Die seit jeher vergleichsweise kleine KG umfasste 1967 noch rund 530 Gemeindeglieder. Die Pfarrstelle war vakant, eine Wiederbesetzung nicht mehr zu erwarten. Das LKA bemühte sich deshalb um die Umwandlung der KG in eine KapG und ihre Eingliederung in den Verband der KG Burhafe. Der KV sprach sich jedoch gegen eine Aufhebung als KG aus. Mit dem 1. Juli 1978 wurde die KG Buttforde durch das Pfarramt Funnix mit der KG Funnix pfarramtlich verbunden.6 Mit dem 1. August 2005 wurde die pfarramtliche Verbindung mit Funnix gelöst und Buttforde stattdessen mit der KG Werdum verbunden.7 Die alte Pastorei wurde zum Gemeindehaus umgebaut.

Umfang

Die Dörfer Buttforde, Neudorf und Neuwarfen; die Höfe Haus Buttforde, Buttforder Kleine Riege, Diepenbrock, Deichhammer, Endzetel, Erichswarfen, Flintenburg, Finkerei, Hofmeisterinnenburg, Kamphusen, Kippens, Pockens, Schwarzehörn und Surenburg.

Aufsichtsbezirk

Archidiakonat des bremischen Domscholasters (Sedes Stedesdorf). – Unterstand von 1631 bis 1643 dem luth. Coetus in Esens und ab 1643 unmittelbar dem luth. Konsistorium in Aurich. Mit Erlass der ostfriesischen Insp.-Ordnung von 1766 zur 6. (später 8. und vor 1819 9.) luth. Insp. mit Sitz in Wittmund, ab 1924 KK Wittmund (1. Januar 1974 mit dem KK Esens zum KK Harlingerland vereinigt).

Patronat


Der Landesherr (bis 1871).

Kirchenbau
Kirche, Blick zum Altar, um 1964

Kirche, Blick zum Altar, um 1964

Rechteckige romanische Saalkirche aus Granitquadern und Ziegelmauerwerk im sogenannten märkischen Verband, mit eingezogener halbrunder Chorapsis (Ostfriesischer Apsissaal), errichtet zwischen 1220 und 1250.8 Vor 1636 wurde die schadhafte Apsis in Backsteinen ausgebessert.

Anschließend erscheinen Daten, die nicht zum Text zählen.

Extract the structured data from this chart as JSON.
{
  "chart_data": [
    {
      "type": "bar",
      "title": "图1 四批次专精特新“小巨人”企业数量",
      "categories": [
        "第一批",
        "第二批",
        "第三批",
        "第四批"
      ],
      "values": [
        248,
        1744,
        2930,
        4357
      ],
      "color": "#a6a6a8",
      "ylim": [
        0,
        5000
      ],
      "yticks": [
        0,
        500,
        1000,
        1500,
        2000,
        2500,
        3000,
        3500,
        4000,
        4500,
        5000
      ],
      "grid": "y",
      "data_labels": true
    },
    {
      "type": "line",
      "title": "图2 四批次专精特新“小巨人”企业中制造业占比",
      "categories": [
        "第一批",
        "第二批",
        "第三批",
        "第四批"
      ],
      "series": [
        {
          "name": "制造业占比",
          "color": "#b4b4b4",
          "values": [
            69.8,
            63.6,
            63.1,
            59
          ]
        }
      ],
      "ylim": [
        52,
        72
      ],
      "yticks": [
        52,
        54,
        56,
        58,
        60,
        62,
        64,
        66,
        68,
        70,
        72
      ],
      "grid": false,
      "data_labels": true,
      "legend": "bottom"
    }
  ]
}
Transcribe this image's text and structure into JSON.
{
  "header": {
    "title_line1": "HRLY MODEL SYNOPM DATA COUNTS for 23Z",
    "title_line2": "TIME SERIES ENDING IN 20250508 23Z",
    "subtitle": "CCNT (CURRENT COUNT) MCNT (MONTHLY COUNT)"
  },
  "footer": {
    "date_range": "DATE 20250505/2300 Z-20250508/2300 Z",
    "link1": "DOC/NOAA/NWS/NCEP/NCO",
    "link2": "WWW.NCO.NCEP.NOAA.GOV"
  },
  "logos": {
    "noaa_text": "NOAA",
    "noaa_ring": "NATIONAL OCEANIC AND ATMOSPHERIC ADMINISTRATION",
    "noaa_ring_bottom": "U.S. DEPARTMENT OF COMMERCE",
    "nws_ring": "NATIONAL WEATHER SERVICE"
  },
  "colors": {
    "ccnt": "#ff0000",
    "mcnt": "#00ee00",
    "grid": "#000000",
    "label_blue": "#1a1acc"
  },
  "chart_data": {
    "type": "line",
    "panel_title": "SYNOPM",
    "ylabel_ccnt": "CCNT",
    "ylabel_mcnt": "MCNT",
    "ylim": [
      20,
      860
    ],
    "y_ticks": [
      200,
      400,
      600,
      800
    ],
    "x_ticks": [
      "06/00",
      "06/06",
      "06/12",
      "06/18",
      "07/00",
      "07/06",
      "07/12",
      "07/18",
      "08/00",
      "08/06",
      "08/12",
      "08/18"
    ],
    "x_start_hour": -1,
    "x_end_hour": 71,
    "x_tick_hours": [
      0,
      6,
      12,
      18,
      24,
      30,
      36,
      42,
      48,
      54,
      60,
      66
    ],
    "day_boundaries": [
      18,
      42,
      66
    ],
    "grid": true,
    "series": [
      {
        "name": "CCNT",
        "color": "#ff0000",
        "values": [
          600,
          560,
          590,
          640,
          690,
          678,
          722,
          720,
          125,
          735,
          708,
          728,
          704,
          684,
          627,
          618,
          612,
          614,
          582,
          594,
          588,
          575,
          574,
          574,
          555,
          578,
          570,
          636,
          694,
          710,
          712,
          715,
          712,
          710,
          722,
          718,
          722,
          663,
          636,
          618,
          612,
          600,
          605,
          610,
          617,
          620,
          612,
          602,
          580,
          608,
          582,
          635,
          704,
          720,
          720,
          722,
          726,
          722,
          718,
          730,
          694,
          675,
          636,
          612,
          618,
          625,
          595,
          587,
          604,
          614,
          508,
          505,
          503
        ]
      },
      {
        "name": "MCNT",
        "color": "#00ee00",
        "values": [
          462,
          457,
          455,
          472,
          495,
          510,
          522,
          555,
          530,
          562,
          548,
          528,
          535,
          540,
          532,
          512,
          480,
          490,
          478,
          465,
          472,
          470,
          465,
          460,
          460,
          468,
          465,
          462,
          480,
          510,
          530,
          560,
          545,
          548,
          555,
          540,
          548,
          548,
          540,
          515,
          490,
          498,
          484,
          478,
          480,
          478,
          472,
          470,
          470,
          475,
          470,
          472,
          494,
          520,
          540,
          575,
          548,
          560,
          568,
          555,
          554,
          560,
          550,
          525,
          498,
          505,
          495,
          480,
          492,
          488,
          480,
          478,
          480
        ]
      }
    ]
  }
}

Die Westwand wurde 1636 aus Backsteinen neu aufgeführt und gleichfalls im Westen 1672 ein niedrigerer Vorbau ergänzt, der den neuen Zugang bildete. Frühere Portale an den Längsseiten wurden vermauert. Innen trennt ein dreijochiger steinerner Lettner aus spätgotischer Zeit (zwischen Anfang des 15. und Anfang des 16. Jh.) den Chorraum vom Schiff. Das Schiff wurde zufolge des Befunds anlässlich der Innenrenovierung von 1980 Jahren früher durch ein dreijochiges Gewölbe geschlossen, das vor 1636 entfernt und durch flache Decke ersetzt wurde.9 Für den Bau der Orgel auf dem Lettner wurde der darüber liegende Teil der Decke durch eine Holztonne erhöht. 1955 erfolgte eine Renovierung der Kirche unter der Leitung von Konsistorialbaumeister Ernst Witt.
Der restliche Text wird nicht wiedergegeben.